Intimations of a deep time perspective operate beneath the surface here. For example, her largest painting of a jellyfish faintly illuminated with other invertebrates in the dark expanse of the ocean tells the story of a life form that has survived for hundreds of millions of years. Viewers are also reminded of humanity’s relatively recent arrival on the evolutionary scene by the tell-tale silhouette of a hammerhead shark in one of the artist’s small gouache paintings. Rendered in jewel-toned blues, deep blacks, electric purples, and with sizzling highlights of white, Natalie Arnoldi’s paintings feel both contemporary and rooted in the aesthetics of the second half of the nineteenth century. Her themes come from present-day science, but her sense of beauty seems to have a much older lineage.

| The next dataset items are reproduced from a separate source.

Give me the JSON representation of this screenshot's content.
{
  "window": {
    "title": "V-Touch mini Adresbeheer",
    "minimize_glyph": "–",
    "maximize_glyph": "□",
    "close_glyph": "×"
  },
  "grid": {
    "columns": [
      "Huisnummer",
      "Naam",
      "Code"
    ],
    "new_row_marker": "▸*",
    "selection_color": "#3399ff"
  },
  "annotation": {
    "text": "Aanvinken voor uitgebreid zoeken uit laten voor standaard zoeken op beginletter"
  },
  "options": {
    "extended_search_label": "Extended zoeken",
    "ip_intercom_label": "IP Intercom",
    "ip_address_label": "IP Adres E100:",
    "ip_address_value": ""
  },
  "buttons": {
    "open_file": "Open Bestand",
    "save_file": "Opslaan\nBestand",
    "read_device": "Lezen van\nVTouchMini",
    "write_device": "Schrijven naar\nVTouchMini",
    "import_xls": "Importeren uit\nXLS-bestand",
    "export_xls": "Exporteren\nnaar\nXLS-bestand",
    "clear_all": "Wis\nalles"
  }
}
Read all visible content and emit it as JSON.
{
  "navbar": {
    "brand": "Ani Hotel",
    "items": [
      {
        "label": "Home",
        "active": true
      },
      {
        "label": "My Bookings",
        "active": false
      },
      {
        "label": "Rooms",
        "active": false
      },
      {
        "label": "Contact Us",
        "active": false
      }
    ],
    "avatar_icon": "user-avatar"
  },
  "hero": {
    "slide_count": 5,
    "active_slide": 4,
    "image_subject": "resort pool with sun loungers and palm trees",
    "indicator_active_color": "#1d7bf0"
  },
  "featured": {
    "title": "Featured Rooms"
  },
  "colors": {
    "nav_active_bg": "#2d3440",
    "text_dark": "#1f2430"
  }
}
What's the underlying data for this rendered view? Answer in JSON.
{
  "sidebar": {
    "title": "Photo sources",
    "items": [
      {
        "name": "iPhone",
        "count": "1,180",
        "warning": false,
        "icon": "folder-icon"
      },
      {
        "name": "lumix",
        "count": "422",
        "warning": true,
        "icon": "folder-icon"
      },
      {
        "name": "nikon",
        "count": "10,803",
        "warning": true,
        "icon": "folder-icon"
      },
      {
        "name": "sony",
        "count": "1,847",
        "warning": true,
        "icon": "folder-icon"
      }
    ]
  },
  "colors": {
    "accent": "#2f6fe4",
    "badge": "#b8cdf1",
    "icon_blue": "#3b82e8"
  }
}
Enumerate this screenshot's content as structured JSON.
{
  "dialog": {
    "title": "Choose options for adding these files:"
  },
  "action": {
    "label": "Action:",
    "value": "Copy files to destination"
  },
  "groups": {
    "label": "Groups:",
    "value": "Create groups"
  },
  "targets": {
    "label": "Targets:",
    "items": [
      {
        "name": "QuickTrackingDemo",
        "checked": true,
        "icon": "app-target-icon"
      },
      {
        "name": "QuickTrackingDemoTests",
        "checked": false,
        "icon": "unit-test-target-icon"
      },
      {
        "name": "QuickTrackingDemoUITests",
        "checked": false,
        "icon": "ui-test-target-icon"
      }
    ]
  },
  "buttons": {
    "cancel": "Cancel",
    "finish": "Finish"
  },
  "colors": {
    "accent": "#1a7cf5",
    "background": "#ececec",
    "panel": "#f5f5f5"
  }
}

Citing an interest in the psychology of ambiguous representation, the artist’s soft edges, limited palette, and dreamy imagery have distinct analogs in the American Tonalist tradition that thrived between 1880 and 1920. The similarities end there. The invocation of the sublime – a feeling of awe or even terror at the immensity and power of nature in relation to human experience – is another nineteenth century concern, but no one could mistake these paintings for older works. They feel distinctly contemporary.

NATALIE ARNOLDI’s exhibition will be shown in tandem with a complimentary solo exhibition for JOSEPH GOLDYNE. Hovering between abstraction and masterful realism, both artists have created bodies of work that blur aesthetic categories while remaining conscientiously engaged with the Romantic landscape tradition in American art.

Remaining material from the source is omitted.